The Optimisation and Prediction of Copper (II) Removal from a Green Adsorbent via the Box‒Behnken (BBD) Experimental Design Approach Using Adaptive Neuro-Fuzzy (ANFIS)
摘要
Adaptive neuro-fuzzy inference systems (ANFIS) can efficiently predict adsorption behavior, reducing the need for extensive experimental trials. In this study, copper (II) adsorption data collected at various pH values, adsorbent doses, contact times, and initial concentrations were analysed via MATLAB. The membership functions and optimal number of member functions were evaluated to enhance the Box–Behnken experimental design (BBD) and generate accurate ANFIS-based adsorption predictions with minimal error. For each input variable, the BBD matrix was assessed across all possible combinations to determine the optimal number of member functions. Regression models were developed for each member function, incorporating both the root mean square error (RMSE) and the number of member functions per input.
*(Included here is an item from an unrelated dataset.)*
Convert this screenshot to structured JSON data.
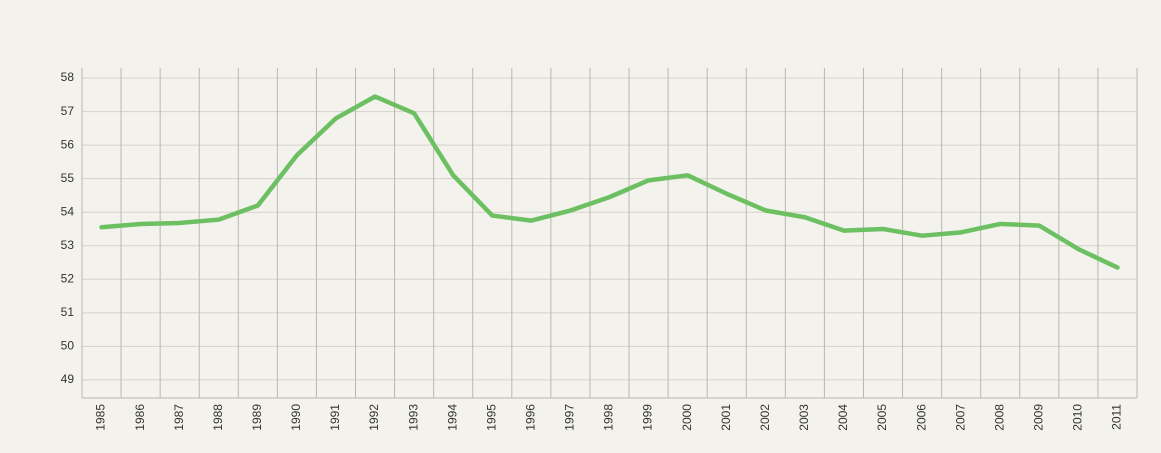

Four common membership functions, namely, triangular, trapezoidal, Gaussian, and Gaussian 2, were investigated. Analysis of variance (ANOVA) confirmed that models using triangular membership functions were statistically significant at the 95% confidence level. Predictions via ANFIS were optimised with a triangular membership function configuration of 12–12–12, which resulted in the maximum copper (II) adsorption capacity. Furthermore, the relationship between member function numbers and RMSE values was visualised via three-dimensional plots for the triangular membership function, providing deeper insight into adsorption performance.